The van der Waals forces between objects with other geometries using the Hamaker model have been published in the literature.

From the expression above, it is seen that the van der Waals force decreases with decreasing size of bodies (R). Nevertheless, the strength of inertial forces, such as gravity and drag/lift, decrease to a greater extent. Consequently, the van der Waals forces become dominant for collections of very small particles such as very fine-grained dry powders (where there are no capillary forces present) even though the force of attraction is smaller in magnitude than it is for larger particles of the same substance. Such powders are said to be cohesive, meaning they are not as easily fluidized or pneumatically conveyed as their more coarse-grained counterparts. Generally, free-flow occurs with particles greater than about 250 μm.

The van der Waals force of adhesion is also dependent on the surface topography. If there are surface asperities, or protuberances, that result in a greater total area of contact between two particles or between a particle and a wall, this increases the van der Waals force of attraction as well as the tendency for mechanical interlocking.

The microscopic theory assumes pairwise additivity. It neglects many-body interactions and retardation. A more rigorous approach accounting for these effects, called the "macroscopic theory" was developed by Lifshitz in 1956. Langbein derived a much more cumbersome "exact" expression in 1970 for spherical bodies within the framework of the Lifshitz theory while a simpler macroscopic model approximation had been made by Derjaguin as early as 1934. Expressions for the van der Waals forces for many different geometries using the Lifshitz theory have likewise been published.

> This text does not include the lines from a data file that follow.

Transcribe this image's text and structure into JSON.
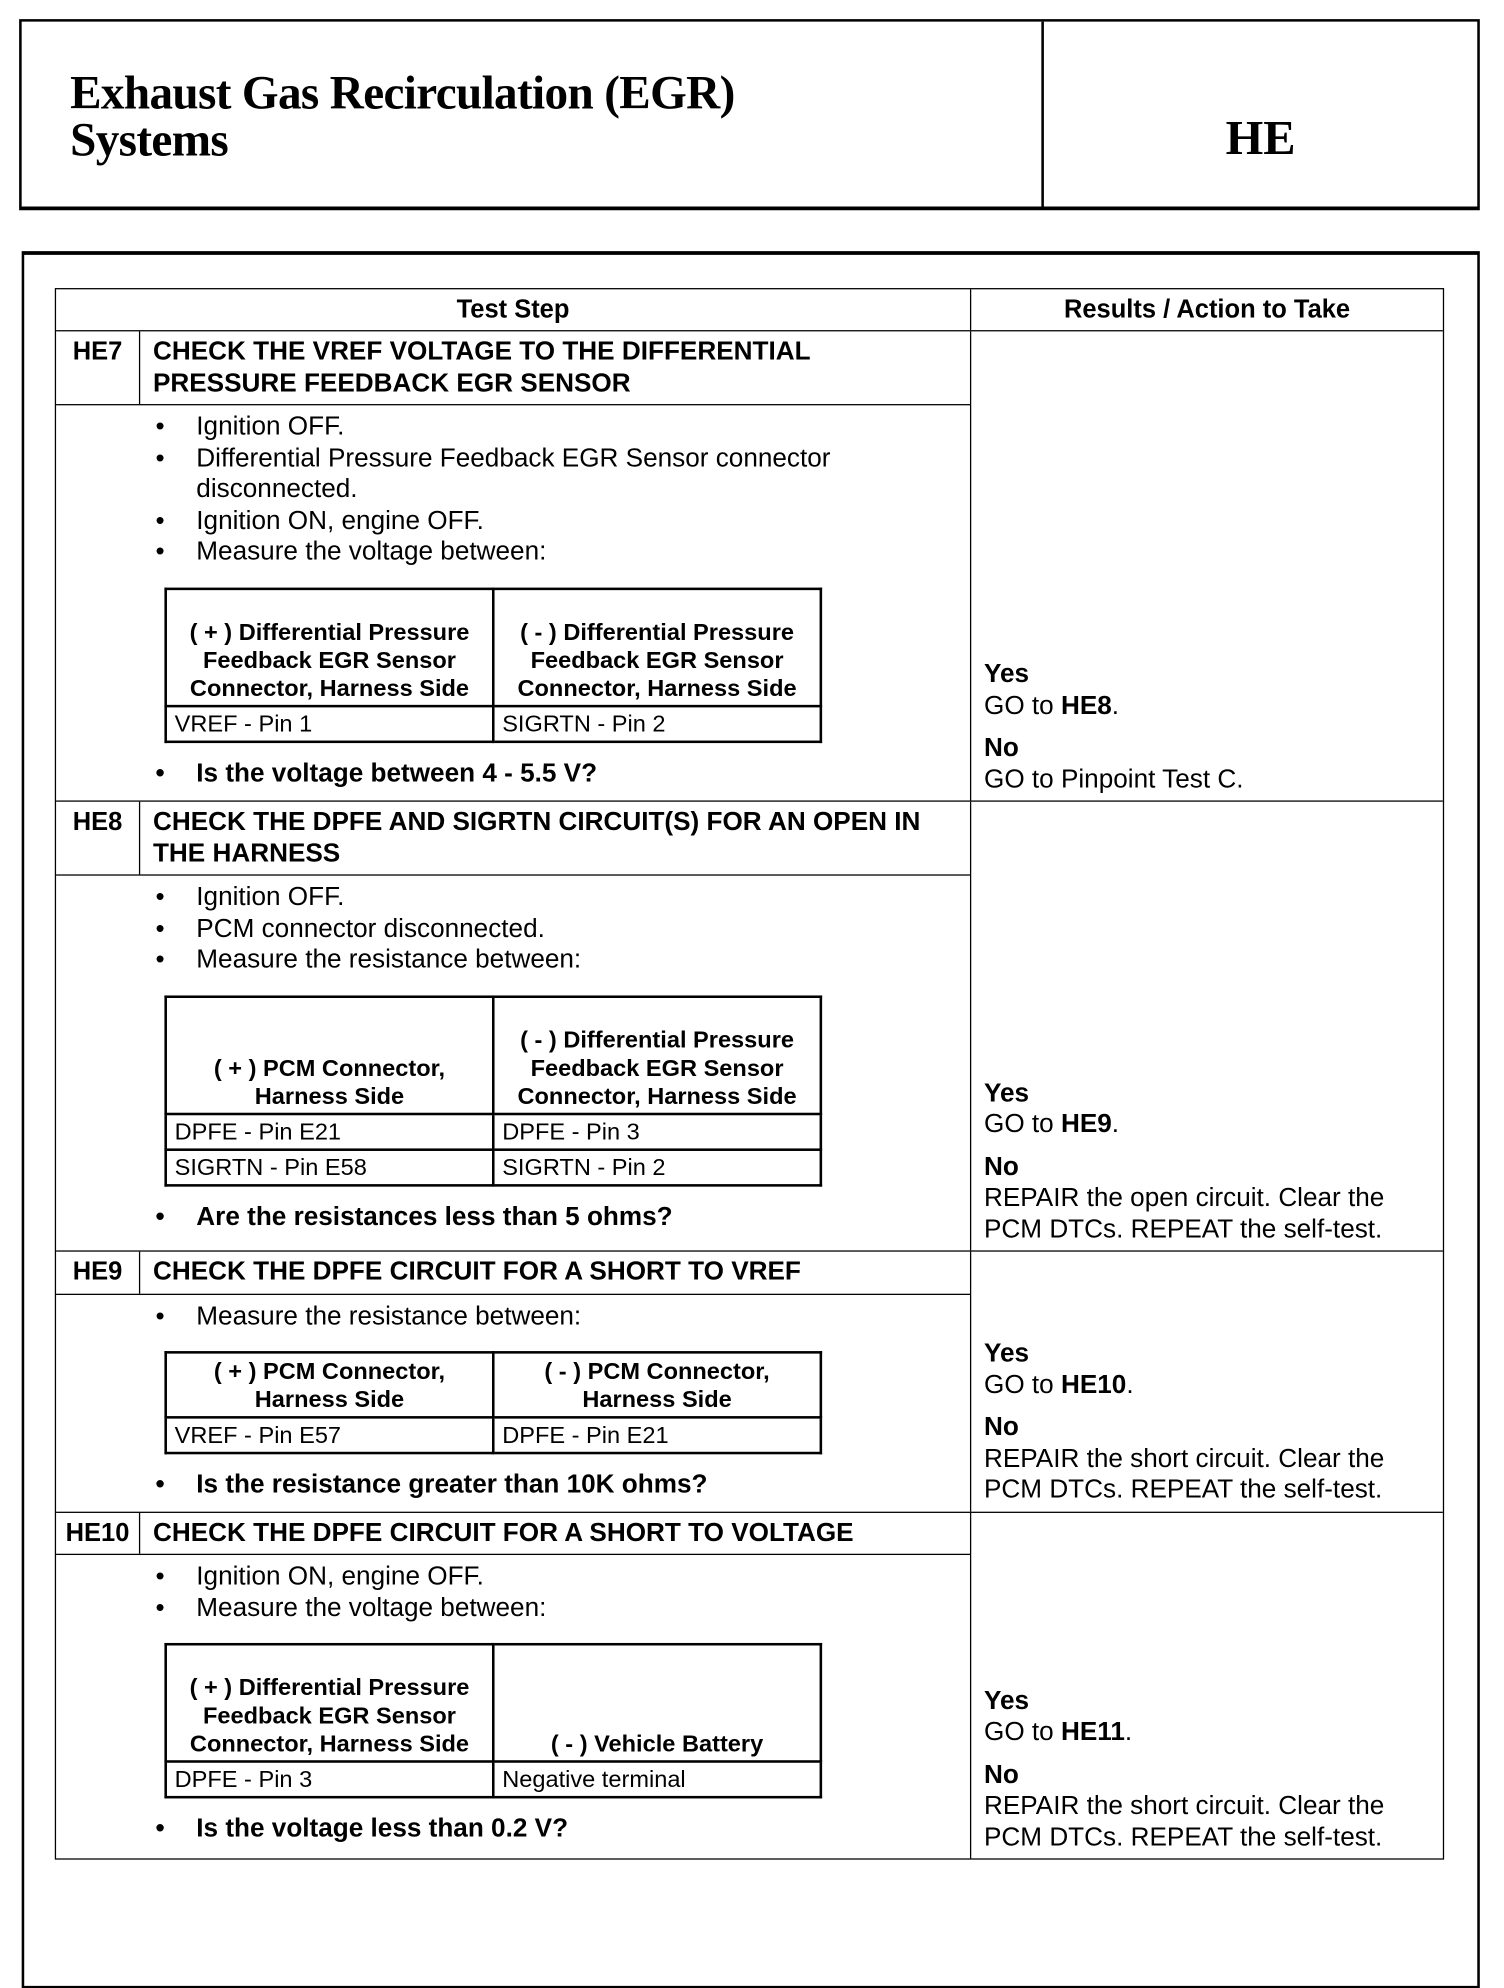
{
  "header": {
    "title_line1": "Exhaust Gas Recirculation (EGR)",
    "title_line2": "Systems",
    "section_code": "HE"
  },
  "table": {
    "col_test_step": "Test Step",
    "col_results": "Results / Action to Take",
    "steps": [
      {
        "code": "HE7",
        "title": "CHECK THE VREF VOLTAGE TO THE DIFFERENTIAL PRESSURE FEEDBACK EGR SENSOR",
        "bullets": [
          "Ignition OFF.",
          "Differential Pressure Feedback EGR Sensor connector disconnected.",
          "Ignition ON, engine OFF.",
          "Measure the voltage between:"
        ],
        "measure": {
          "headers": [
            "( + ) Differential Pressure Feedback EGR Sensor Connector, Harness Side",
            "( - ) Differential Pressure Feedback EGR Sensor Connector, Harness Side"
          ],
          "rows": [
            [
              "VREF - Pin 1",
              "SIGRTN - Pin 2"
            ]
          ]
        },
        "question": "Is the voltage between 4 - 5.5 V?",
        "results": {
          "yes": "Yes",
          "yes_prefix": "GO to ",
          "yes_target": "HE8",
          "yes_suffix": ".",
          "no": "No",
          "no_action": "GO to Pinpoint Test C."
        }
      },
      {
        "code": "HE8",
        "title": "CHECK THE DPFE AND SIGRTN CIRCUIT(S) FOR AN OPEN IN THE HARNESS",
        "bullets": [
          "Ignition OFF.",
          "PCM connector disconnected.",
          "Measure the resistance between:"
        ],
        "measure": {
          "headers": [
            "( + ) PCM Connector, Harness Side",
            "( - ) Differential Pressure Feedback EGR Sensor Connector, Harness Side"
          ],
          "rows": [
            [
              "DPFE - Pin E21",
              "DPFE - Pin 3"
            ],
            [
              "SIGRTN - Pin  E58",
              "SIGRTN - Pin 2"
            ]
          ]
        },
        "question": "Are the resistances less than 5 ohms?",
        "results": {
          "yes": "Yes",
          "yes_prefix": "GO to ",
          "yes_target": "HE9",
          "yes_suffix": ".",
          "no": "No",
          "no_action": "REPAIR the open circuit. Clear the PCM DTCs. REPEAT the self-test."
        }
      },
      {
        "code": "HE9",
        "title": "CHECK THE DPFE CIRCUIT FOR A SHORT TO VREF",
        "bullets": [
          "Measure the resistance between:"
        ],
        "measure": {
          "headers": [
            "( + ) PCM Connector, Harness Side",
            "( - ) PCM Connector, Harness Side"
          ],
          "rows": [
            [
              "VREF - Pin E57",
              "DPFE - Pin E21"
            ]
          ]
        },
        "question": "Is the resistance greater than 10K ohms?",
        "results": {
          "yes": "Yes",
          "yes_prefix": "GO to ",
          "yes_target": "HE10",
          "yes_suffix": ".",
          "no": "No",
          "no_action": "REPAIR the short circuit. Clear the PCM DTCs. REPEAT the self-test."
        }
      },
      {
        "code": "HE10",
        "title": "CHECK THE DPFE CIRCUIT FOR A SHORT TO VOLTAGE",
        "bullets": [
          "Ignition ON, engine OFF.",
          "Measure the voltage between:"
        ],
        "measure": {
          "headers": [
            "( + ) Differential Pressure Feedback EGR Sensor Connector, Harness Side",
            "( - ) Vehicle Battery"
          ],
          "rows": [
            [
              "DPFE - Pin 3",
              "Negative terminal"
            ]
          ]
        },
        "question": "Is the voltage less than 0.2 V?",
        "results": {
          "yes": "Yes",
          "yes_prefix": "GO to ",
          "yes_target": "HE11",
          "yes_suffix": ".",
          "no": "No",
          "no_action": "REPAIR the short circuit. Clear the PCM DTCs. REPEAT the self-test."
        }
      }
    ]
  }
}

Use by geckos and arthropods

Gecko climbing a glass surface

Further information: Arthropod adhesion

The ability of geckos – which can hang on a glass surface using only one toe – to climb on sheer surfaces has been for many years mainly attributed to the van der Waals forces between these surfaces and the spatulae, or microscopic projections, which cover the hair-like setae found on their footpads.

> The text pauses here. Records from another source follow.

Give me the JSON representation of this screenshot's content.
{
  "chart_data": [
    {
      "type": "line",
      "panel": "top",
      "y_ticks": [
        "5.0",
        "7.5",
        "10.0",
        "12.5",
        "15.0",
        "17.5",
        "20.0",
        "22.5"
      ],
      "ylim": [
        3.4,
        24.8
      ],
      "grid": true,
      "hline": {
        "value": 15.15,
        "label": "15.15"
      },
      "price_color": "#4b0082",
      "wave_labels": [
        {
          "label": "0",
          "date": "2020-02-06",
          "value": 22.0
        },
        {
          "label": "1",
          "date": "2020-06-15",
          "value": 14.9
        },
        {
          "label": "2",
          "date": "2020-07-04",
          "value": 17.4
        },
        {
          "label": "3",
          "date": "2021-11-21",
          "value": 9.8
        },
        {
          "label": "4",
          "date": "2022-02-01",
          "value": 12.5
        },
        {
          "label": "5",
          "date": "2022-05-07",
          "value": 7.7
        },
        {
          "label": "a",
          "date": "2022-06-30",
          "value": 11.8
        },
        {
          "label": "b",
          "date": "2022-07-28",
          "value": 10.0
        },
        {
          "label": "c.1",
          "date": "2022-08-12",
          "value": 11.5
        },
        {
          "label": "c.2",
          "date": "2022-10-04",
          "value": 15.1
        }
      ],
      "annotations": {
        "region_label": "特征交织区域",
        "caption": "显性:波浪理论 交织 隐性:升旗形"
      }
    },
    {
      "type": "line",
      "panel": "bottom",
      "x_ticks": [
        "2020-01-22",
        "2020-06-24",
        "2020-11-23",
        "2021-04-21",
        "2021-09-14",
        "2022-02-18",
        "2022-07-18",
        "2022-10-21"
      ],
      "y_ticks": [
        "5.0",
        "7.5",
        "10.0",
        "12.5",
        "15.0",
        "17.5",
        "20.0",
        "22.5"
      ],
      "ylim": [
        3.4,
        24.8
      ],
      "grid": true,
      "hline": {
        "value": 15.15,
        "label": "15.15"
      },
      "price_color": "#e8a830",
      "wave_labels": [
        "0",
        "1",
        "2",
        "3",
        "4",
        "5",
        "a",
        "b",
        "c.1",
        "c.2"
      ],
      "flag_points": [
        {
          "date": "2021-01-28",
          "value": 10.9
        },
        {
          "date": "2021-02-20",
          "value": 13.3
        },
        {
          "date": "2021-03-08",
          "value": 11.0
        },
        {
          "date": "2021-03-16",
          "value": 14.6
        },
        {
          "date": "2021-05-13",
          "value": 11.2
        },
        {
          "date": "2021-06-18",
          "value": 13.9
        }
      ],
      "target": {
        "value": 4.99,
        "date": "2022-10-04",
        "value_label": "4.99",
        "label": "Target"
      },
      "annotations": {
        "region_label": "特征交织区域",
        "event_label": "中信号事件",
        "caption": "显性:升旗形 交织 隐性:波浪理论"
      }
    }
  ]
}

There were efforts in 2008 to create a dry glue that exploits the effect, and success was achieved in 2011 to create an adhesive tape on similar grounds (i.e. based on van der Waals forces). In 2011, a paper was published relating the effect to both velcro-like hairs and the presence of lipids in gecko footprints.

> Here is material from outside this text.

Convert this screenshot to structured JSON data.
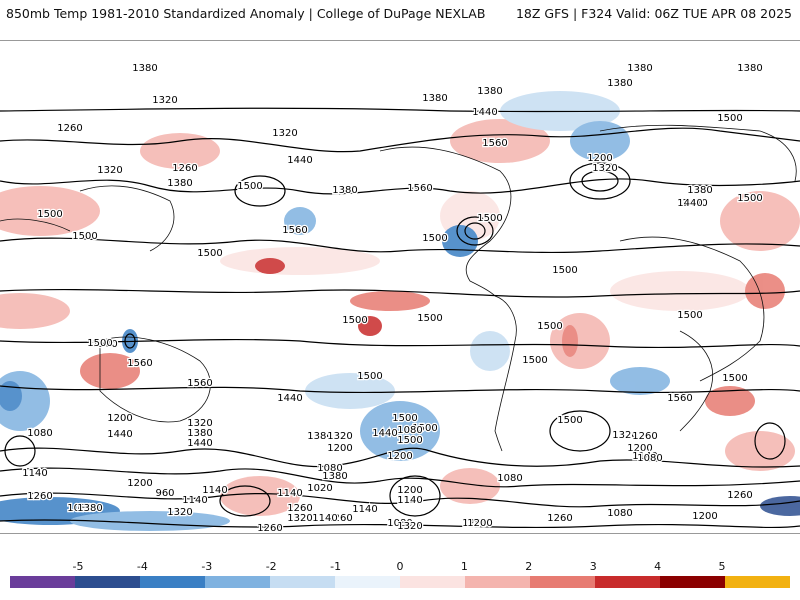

A later study suggested that capillary adhesion might play a role, but that hypothesis has been rejected by more recent studies.

A 2014 study has shown that gecko adhesion to smooth Teflon and polydimethylsiloxane surfaces is mainly determined by electrostatic interaction (caused by contact electrification), not van der Waals or capillary forces.

Among the arthropods, some spiders have similar setae on their scopulae or scopula pads, enabling them to climb or hang upside-down from extremely smooth surfaces such as glass or porcelain.